642. Der Pfarrer am Kreuzstein im Etzliboden.

[112] Ein grosser, freistehender Felsblock im hintern Etzliboden heisst der Kreuzstein, weil er lange Zeit zur Erinnerung an einen Unglücksfall ein hölzernes Kreuz getragen, und ein Ortskundiger erzählt mir darüber:

Mein Grossvater mütterlicherseits, Lussmann von Geschlecht, war Bergführer. Nun geschah es mehreremal, dass er in aller Eile, in Schweiss gebadet, gegen das Etzlital dahergerannt kam und die Leute auf der Herrenlymi, die am Eingang des Tales liegt, fragte: »Habt ihr nicht soeben einen Herrn gesehen da vorbeimarschieren?« Wahrheitsgemäss antworteten sie ihm mit Nein, und er erwiderte: »Doch, doch, grad jetzt muss einer da vorbei sein!« und wurde bös, wenn sie es ableugneten, und eilte weiter.
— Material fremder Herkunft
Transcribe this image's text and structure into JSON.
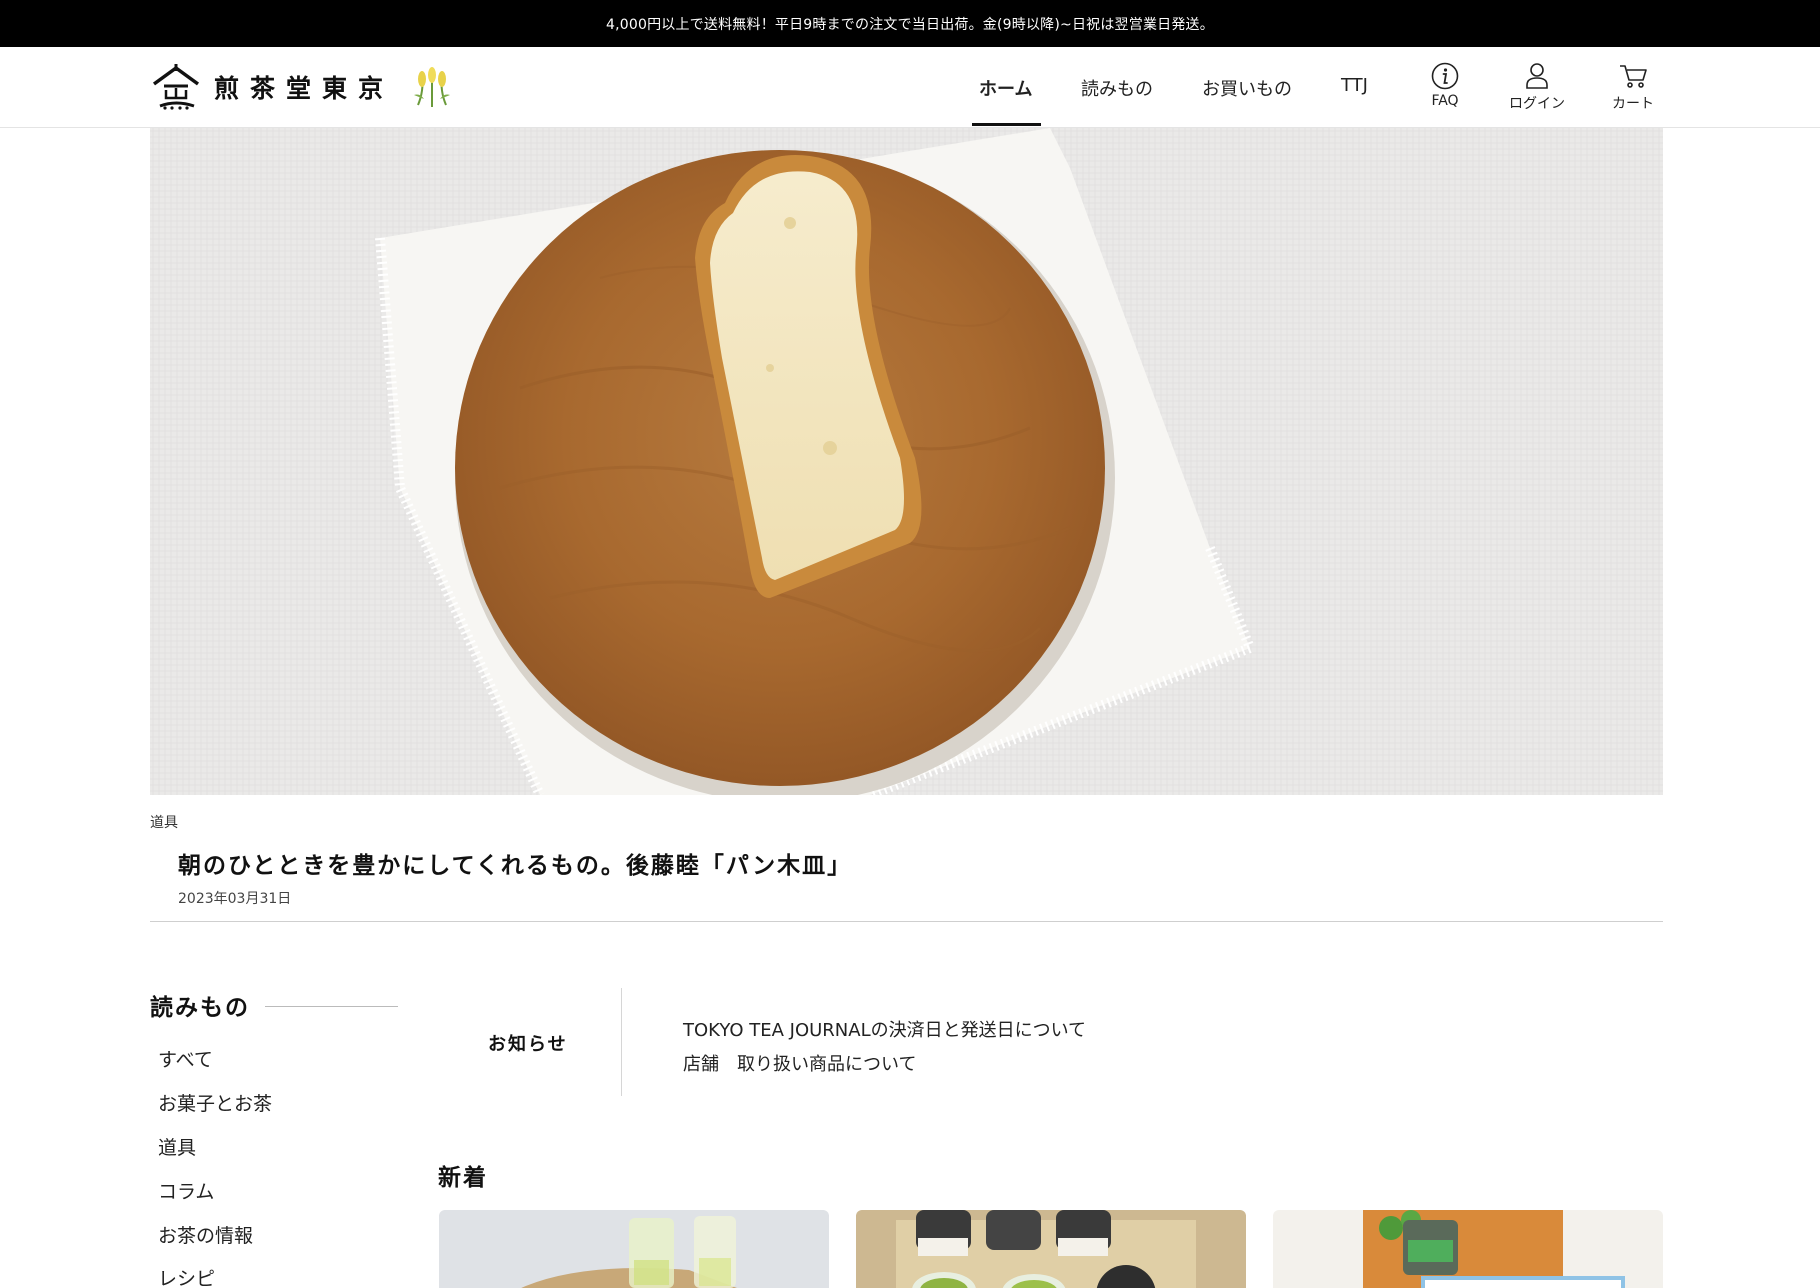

Endlich traf es sich doch, dass er einen Herrn Berther, der nach Disentis an die Primizfeier seines geistlichen Bruders reisen wollte, begleiten musste. Aber beide, Herr und Führer, kamen in Sturm und Unwetter ums Leben, Berther in der Nähe des Kreuzsteins.

Das Unglück hatte sich also vorausgekündet.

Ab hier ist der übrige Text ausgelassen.